Primakov Urges Boost in India Trade

NEW DELHI, India -- Calling for a doubling of India-Russia trade by 2000 and increased Indian investment, Prime Minister Yevgeny Primakov sought to reassure Indian business leaders Tuesday that Russia remains a safe place to do business.

Primakov, speaking at the end of his two-day state visit to New Delhi, tried to put to rest concerns about Russia's economic problems, including the collapse of its banking system. He said Russia was committed to its international financial obligations, an open economy and noninterference with dollar exchange rates.

Russia has been one of India's largest trading partners, but Russia's economic crisis has hit bilateral trade, which has been dwindling since the breakup of the Soviet Union. Trade between the two countries has fallen from a high of $5.5 billion in 1990 to $1.5 billion in 1998.

"This we cannot accept,'' said Primakov, calling for trade to double by 2000 and increase four times by 2005.

Russia also proposed lowering taxes for foreign investors, and would consider repaying Indian businessmen who lost money deposited in banks backed by the government in the recent banking crisis.

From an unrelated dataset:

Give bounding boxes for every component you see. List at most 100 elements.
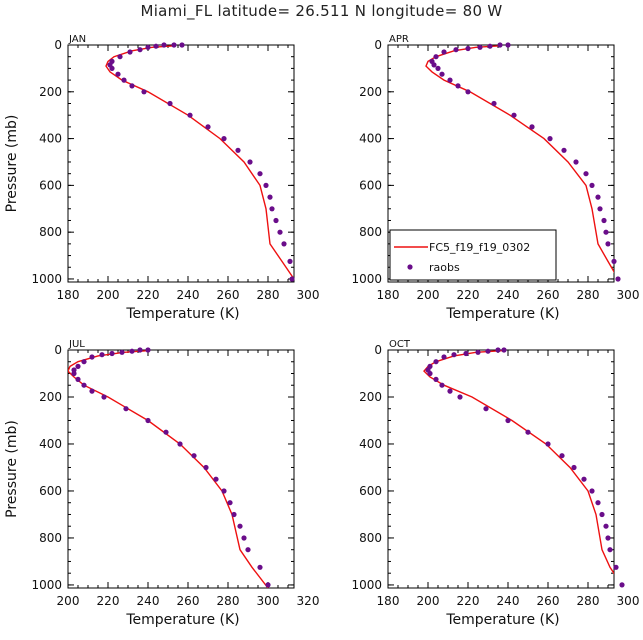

In his meeting Monday with his Indian counterpart, Atal Bihari Vajpayee, Primakov said they pledged to personally oversee removal of obstacles to better trade.

Primakov also urged more cooperation in electronics, thermal power, the transfer of science and technology, coal mining and oil refining.

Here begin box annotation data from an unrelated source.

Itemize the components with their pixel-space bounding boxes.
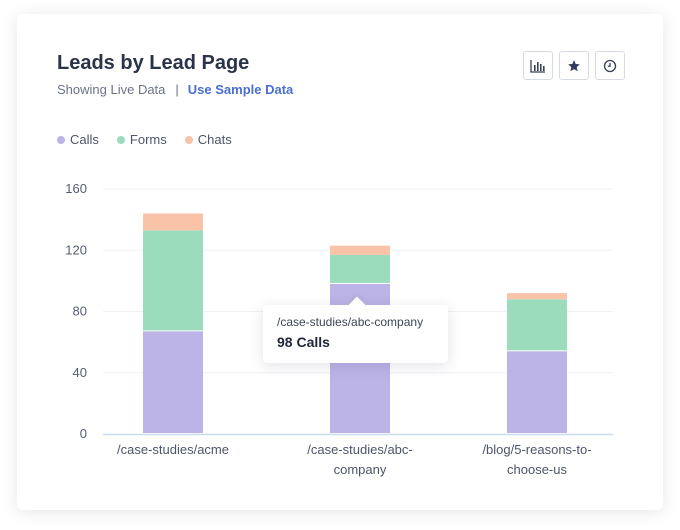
stacked-bar-chart: 0 40 80 120 160/case-studies/acme/case-studi…: [65, 181, 613, 477]
legend-swatch-forms: [116, 135, 125, 144]
x-tick-label: /case-studies/acme: [117, 442, 229, 457]
history-button[interactable]: [595, 51, 625, 80]
bar-chart-button[interactable]: [523, 51, 553, 80]
use-sample-data-link[interactable]: Use Sample Data: [187, 82, 294, 97]
bar-chart-icon: [530, 59, 545, 73]
toolbar: [523, 51, 625, 80]
x-tick-label: /case-studies/abc-company: [307, 442, 413, 477]
legend-label-chats: Chats: [197, 132, 232, 147]
legend-label-calls: Calls: [70, 132, 99, 147]
favorite-button[interactable]: [559, 51, 589, 80]
bar-tooltip: /case-studies/abc-company 98 Calls: [263, 305, 448, 363]
live-data-status: Showing Live Data: [57, 82, 166, 97]
x-tick-label: /blog/5-reasons-to-choose-us: [482, 442, 591, 477]
x-tick-label-line: /blog/5-reasons-to-: [482, 442, 591, 457]
bar-forms-0[interactable]: [143, 230, 203, 331]
x-tick-label-line: choose-us: [507, 462, 567, 477]
bar-forms-2[interactable]: [507, 299, 567, 351]
y-tick-label: 80: [73, 304, 87, 319]
tooltip-value: 98 Calls: [277, 334, 330, 350]
y-tick-label: 160: [65, 181, 87, 196]
legend-swatch-chats: [184, 135, 193, 144]
chart-card: Leads by Lead Page Showing Live Data | Use…: [17, 14, 663, 510]
y-tick-label: 0: [80, 426, 87, 441]
separator: |: [175, 82, 179, 97]
bar-chats-2[interactable]: [507, 293, 567, 300]
chart-legend: Calls Forms Chats: [57, 132, 232, 147]
x-tick-label-line: /case-studies/abc-: [307, 442, 413, 457]
bar-chats-0[interactable]: [143, 213, 203, 231]
clock-icon: [603, 59, 617, 72]
bar-chats-1[interactable]: [330, 245, 390, 255]
star-icon: [568, 59, 580, 71]
tooltip-label: /case-studies/abc-company: [277, 315, 424, 329]
legend-item-forms[interactable]: Forms: [116, 132, 167, 147]
legend-item-calls[interactable]: Calls: [57, 132, 99, 147]
legend-item-chats[interactable]: Chats: [184, 132, 232, 147]
y-tick-label: 120: [65, 242, 87, 257]
x-tick-label-line: /case-studies/acme: [117, 442, 229, 457]
bar-forms-1[interactable]: [330, 254, 390, 283]
x-tick-label-line: company: [334, 462, 387, 477]
chart-title: Leads by Lead Page: [57, 52, 250, 74]
y-tick-label: 40: [73, 365, 87, 380]
bar-calls-2[interactable]: [507, 351, 567, 433]
legend-label-forms: Forms: [129, 132, 167, 147]
bar-calls-0[interactable]: [143, 331, 203, 433]
legend-swatch-calls: [57, 135, 65, 144]
data-source-line: Showing Live Data | Use Sample Data: [57, 82, 293, 97]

Also Tuesday, Russian and Indian officials signed an agreement aimed at boosting New Delhi's tea exports to Moscow, the Indian Commerce Ministry said in a statement

Officials of India's Tea Board signed the agreement with the Russian Tea and Coffee Association and the Russian Association of Tea Producers.

The Russian associations will assist their enterprises in importing tea from India between January 1999 and December 2005.

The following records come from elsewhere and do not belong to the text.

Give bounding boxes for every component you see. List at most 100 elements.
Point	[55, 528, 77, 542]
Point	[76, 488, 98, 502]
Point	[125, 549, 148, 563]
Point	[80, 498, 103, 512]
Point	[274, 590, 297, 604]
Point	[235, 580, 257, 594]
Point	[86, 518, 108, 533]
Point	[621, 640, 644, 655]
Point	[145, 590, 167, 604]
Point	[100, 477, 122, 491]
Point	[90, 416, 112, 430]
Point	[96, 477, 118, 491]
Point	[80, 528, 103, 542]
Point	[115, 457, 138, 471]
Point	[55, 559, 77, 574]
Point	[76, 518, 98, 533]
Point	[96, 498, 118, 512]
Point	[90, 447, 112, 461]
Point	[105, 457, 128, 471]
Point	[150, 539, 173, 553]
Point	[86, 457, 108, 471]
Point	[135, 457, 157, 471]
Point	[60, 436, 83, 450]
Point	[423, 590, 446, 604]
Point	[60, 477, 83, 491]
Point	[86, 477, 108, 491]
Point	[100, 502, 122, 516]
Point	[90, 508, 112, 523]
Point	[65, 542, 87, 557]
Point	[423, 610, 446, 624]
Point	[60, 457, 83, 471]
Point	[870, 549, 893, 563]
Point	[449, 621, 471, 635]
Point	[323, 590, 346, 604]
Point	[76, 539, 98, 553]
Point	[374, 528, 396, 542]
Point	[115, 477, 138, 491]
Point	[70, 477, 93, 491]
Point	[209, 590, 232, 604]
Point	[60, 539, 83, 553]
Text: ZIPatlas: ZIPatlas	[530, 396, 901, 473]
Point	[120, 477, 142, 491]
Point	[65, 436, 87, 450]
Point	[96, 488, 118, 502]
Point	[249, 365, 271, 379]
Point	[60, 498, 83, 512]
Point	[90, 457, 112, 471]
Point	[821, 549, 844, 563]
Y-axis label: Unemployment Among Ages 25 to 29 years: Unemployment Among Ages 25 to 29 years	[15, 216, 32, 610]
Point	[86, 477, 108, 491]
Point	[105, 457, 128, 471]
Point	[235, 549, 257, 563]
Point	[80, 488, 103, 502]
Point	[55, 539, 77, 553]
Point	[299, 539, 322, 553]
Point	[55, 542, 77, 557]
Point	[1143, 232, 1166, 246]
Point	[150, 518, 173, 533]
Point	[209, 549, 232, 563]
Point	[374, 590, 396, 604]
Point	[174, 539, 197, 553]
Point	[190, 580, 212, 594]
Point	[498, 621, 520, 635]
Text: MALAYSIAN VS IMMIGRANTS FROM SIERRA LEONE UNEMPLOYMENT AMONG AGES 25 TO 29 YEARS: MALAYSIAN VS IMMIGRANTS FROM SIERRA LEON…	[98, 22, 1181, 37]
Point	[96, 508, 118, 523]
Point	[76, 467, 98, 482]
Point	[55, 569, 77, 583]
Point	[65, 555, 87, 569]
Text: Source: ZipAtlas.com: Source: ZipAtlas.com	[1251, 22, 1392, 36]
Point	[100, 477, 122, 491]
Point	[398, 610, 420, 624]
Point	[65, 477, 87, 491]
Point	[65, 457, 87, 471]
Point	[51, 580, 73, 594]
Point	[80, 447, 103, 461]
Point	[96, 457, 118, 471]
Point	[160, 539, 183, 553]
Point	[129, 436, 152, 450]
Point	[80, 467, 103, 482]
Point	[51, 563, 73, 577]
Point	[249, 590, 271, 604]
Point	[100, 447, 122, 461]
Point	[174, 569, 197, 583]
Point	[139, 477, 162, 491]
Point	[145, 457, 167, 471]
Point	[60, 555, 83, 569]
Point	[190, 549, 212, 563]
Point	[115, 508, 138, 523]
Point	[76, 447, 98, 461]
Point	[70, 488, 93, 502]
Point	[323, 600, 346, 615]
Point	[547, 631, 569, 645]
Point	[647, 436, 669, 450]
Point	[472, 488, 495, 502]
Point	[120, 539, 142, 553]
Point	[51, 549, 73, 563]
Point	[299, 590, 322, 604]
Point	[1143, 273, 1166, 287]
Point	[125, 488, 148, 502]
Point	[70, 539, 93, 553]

Meanwhile in Moscow, First Deputy Trade Minister Igor Mitrofanov said India and China could buy up to 200 planes from Russia in the next year or two, Itar-Tass reported.

It was not clear whether Mitrofanov was referring to fighter jets or all types of aircraft.

Itar-Tass quoted Mitrofanov as saying at a government meeting on exports that crisis-hit Russia could earn between $8 billion and $10 billion if the sales are successful.

It quoted him as saying India and China were "ready" to complete deals, but gave no further details.